Mr Heinrich urged the policy to be amended “to allow the council to continue to issue such permits in order to enable continued effective bushfire hazard management in high risk areas”.

EPA strategy and business director Roslyn Agate said it appeared references to the permit system “had dropped off somewhere along the way”.

“The EPA will not endorse any conditions where the risk of bushfire can be heightened,” Ms Agate said.

Mitcham Council chief executive Matt Pears said his council also had “initial concerns surrounding the issuing of burning permits”.

A staff member would attend a public meeting hosted by the EPA in Stirling on Friday to hear more about the policy and to prepare a submission.
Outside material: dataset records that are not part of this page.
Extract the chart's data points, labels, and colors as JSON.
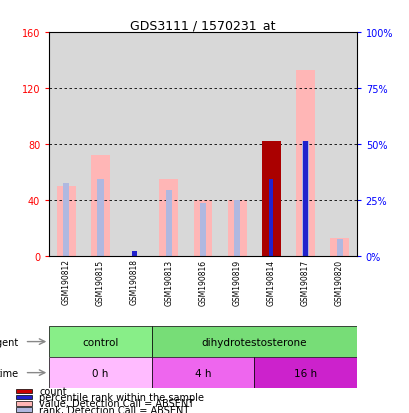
{
  "title": "GDS3111 / 1570231_at",
  "samples": [
    "GSM190812",
    "GSM190815",
    "GSM190818",
    "GSM190813",
    "GSM190816",
    "GSM190819",
    "GSM190814",
    "GSM190817",
    "GSM190820"
  ],
  "value_absent": [
    50,
    72,
    0,
    55,
    40,
    40,
    0,
    133,
    13
  ],
  "rank_absent": [
    52,
    55,
    0,
    47,
    38,
    40,
    0,
    82,
    12
  ],
  "count": [
    0,
    0,
    0,
    0,
    0,
    0,
    82,
    0,
    0
  ],
  "pct_rank": [
    0,
    0,
    3,
    0,
    0,
    0,
    55,
    82,
    0
  ],
  "ylim_left": [
    0,
    160
  ],
  "yticks_left": [
    0,
    40,
    80,
    120,
    160
  ],
  "color_value_absent": "#ffb6b6",
  "color_rank_absent": "#b0b8e0",
  "color_count": "#aa0000",
  "color_pct_rank": "#2222cc",
  "agent_groups": [
    {
      "label": "control",
      "start": 0,
      "end": 3,
      "color": "#88ee88"
    },
    {
      "label": "dihydrotestosterone",
      "start": 3,
      "end": 9,
      "color": "#77dd77"
    }
  ],
  "time_groups": [
    {
      "label": "0 h",
      "start": 0,
      "end": 3,
      "color": "#ffbbff"
    },
    {
      "label": "4 h",
      "start": 3,
      "end": 6,
      "color": "#ee66ee"
    },
    {
      "label": "16 h",
      "start": 6,
      "end": 9,
      "color": "#cc22cc"
    }
  ],
  "legend_items": [
    {
      "label": "count",
      "color": "#cc0000"
    },
    {
      "label": "percentile rank within the sample",
      "color": "#2222cc"
    },
    {
      "label": "value, Detection Call = ABSENT",
      "color": "#ffb6b6"
    },
    {
      "label": "rank, Detection Call = ABSENT",
      "color": "#b0b8e0"
    }
  ],
  "agent_label": "agent",
  "time_label": "time",
  "bg_color": "#d8d8d8"
}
Mount Osmond resident Marlene Pitman regularly burns off weeds and fallen debris with permission from Burnside Council.

She said it would be “so difficult as to be impossible” to get rid of rubbish any other way from her very steep 8000sq m property.

“It would mean we’d have more debris hanging around and less ability to keep the grass down,” Ms Pitman said.

The CFS referred questions to the EPA.

Onkaparinga, Tea Tree Gully and Playford councils also issue permits for burn-offs.